A toxicologist testifying for the company said today that there are no significant or lasting health effects from exposure to the oil or dispersants.
“I found no compelling evidence for any significant exposure-related adverse effects either in cleanup workers or in Gulf Coast residents,” said toxicologist Robert Cox, professor at the University of Mississippi. “I also found it highly unlikely any adverse health effects will become manifest in the future.”
Cox said that state and federal monitoring didn’t detect any increase in health conditions related to the incident.
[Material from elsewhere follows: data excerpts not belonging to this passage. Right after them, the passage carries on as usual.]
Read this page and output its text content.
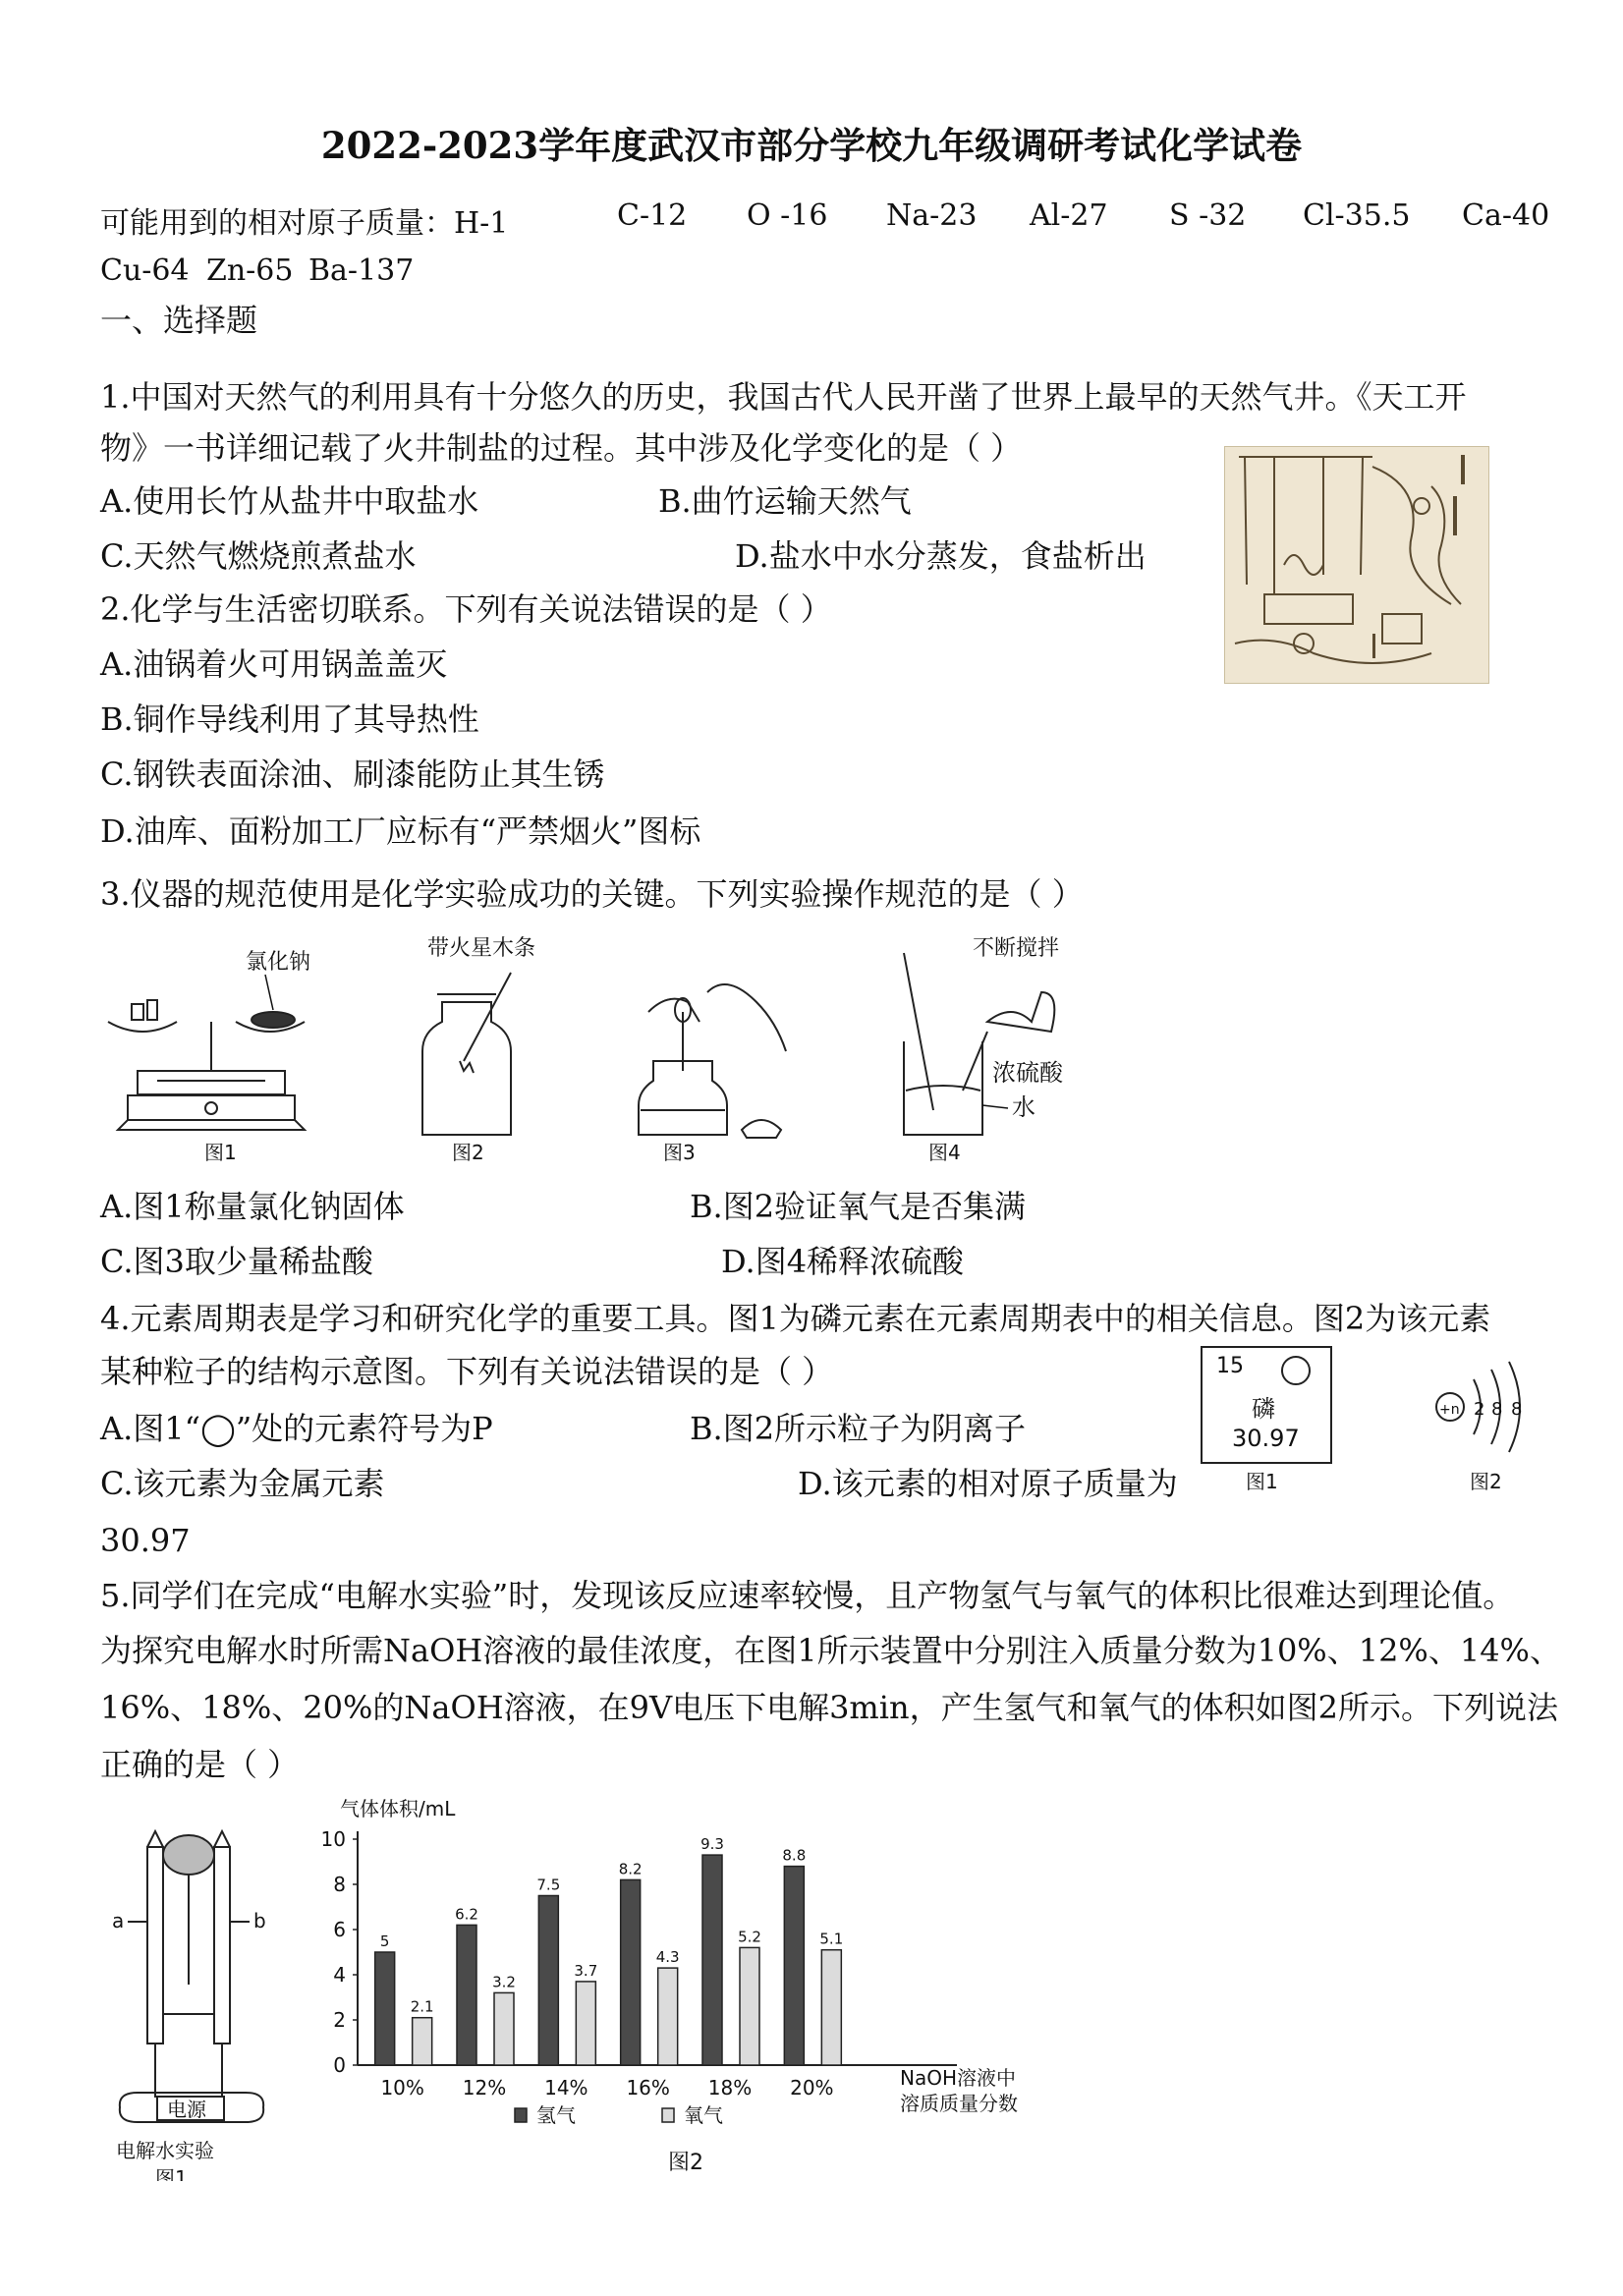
2022-2023学年度武汉市部分学校九年级调研考试化学试卷
可能用到的相对原子质量：H-1	C-12 O -16 Na-23 Al-27 S -32 Cl-35.5 Ca-40
Cu-64 Zn-65 Ba-137
一、选择题
1.中国对天然气的利用具有十分悠久的历史，我国古代人民开凿了世界上最早的天然气井。《天工开
物》一书详细记载了火井制盐的过程。其中涉及化学变化的是（ ）
A.使用长竹从盐井中取盐水	B.曲竹运输天然气
C.天然气燃烧煎煮盐水	D.盐水中水分蒸发，食盐析出
2.化学与生活密切联系。下列有关说法错误的是（ ）
A.油锅着火可用锅盖盖灭
B.铜作导线利用了其导热性
C.钢铁表面涂油、刷漆能防止其生锈
D.油库、面粉加工厂应标有“严禁烟火”图标
3.仪器的规范使用是化学实验成功的关键。下列实验操作规范的是（ ）
氯化钠
图1
带火星木条
图2	图3
不断搅拌
浓硫酸
水
图4
A.图1称量氯化钠固体	B.图2验证氧气是否集满
C.图3取少量稀盐酸	D.图4稀释浓硫酸
4.元素周期表是学习和研究化学的重要工具。图1为磷元素在元素周期表中的相关信息。图2为该元素
某种粒子的结构示意图。下列有关说法错误的是（ ）
A.图1“◯”处的元素符号为P	B.图2所示粒子为阴离子
C.该元素为金属元素	D.该元素的相对原子质量为
30.97
15
磷
30.97
图1
+n 2 8 8
图2
5.同学们在完成“电解水实验”时，发现该反应速率较慢，且产物氢气与氧气的体积比很难达到理论值。
为探究电解水时所需NaOH溶液的最佳浓度，在图1所示装置中分别注入质量分数为10%、12%、14%、
16%、18%、20%的NaOH溶液，在9V电压下电解3min，产生氢气和氧气的体积如图2所示。下列说法
正确的是（ ）
a	b
电源
电解水实验
图1
气体体积/mL
0
2
4
6
8
10
5
2.1
10%
6.2
3.2
12%
7.5
3.7
14%
8.2
4.3
16%
9.3
5.2
18%
8.8
5.1
20%	NaOH溶液中
溶质质量分数
氢气	氧气
图2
He also said seafood from the Gulf is safe.
“The seafood has consistently tested 100 to 1,000 times lower than the safety thresholds established by the FDA,” Cox said, quoting a U.S. Food and Drug Administration letter.
The blowout of the well off the coast of Louisiana in April 2010 killed 11 people aboard the rig and spewed oil for almost three months into waters that touch the shores of five states. The accident sparked thousands of lawsuits against BP, as well as Vernier, Switzerland-based Transocean Ltd., owner of the Deepwater Horizon drilling rig, and Houston-based Halliburton Co., which provided cementing services for the project.
The penalty proceeding is the third phase of U.S. trials over the spill.
In the first phase, Barbier determined that BP was grossly negligent before the well blowout, allowing for potential pollution fines to be almost quadrupled. The second phase ended with his Jan. 15 decision that the U.S. overestimated the size of the spill, reducing the possible fine. The judge also gave BP credit for capturing oil as it spewed from the sea floor.
In the penalty phase, Barbier will consider eight criteria in setting the fine, including the seriousness of the violation, the degree of culpability, any history of prior violations, any other penalties for the same incident, and what BP has done to minimize or mitigate the effects of the spill.
Barbier previously ruled Anadarko wasn’t responsible for the spill and is on the hook for pollution fines only as a part- owner of the well. Anadarko has argued it shouldn’t pay a pollution fine because it had no fault in the spill and paid $4 billion in a settlement with BP, with the money earmarked for claims to those harmed by the spill.
The case is In re Oil Spill by the Oil Rig Deepwater Horizon in the Gulf of Mexico on April 20, 2010, MDL-2179, U.S. District Court, Eastern District of Louisiana (New Orleans).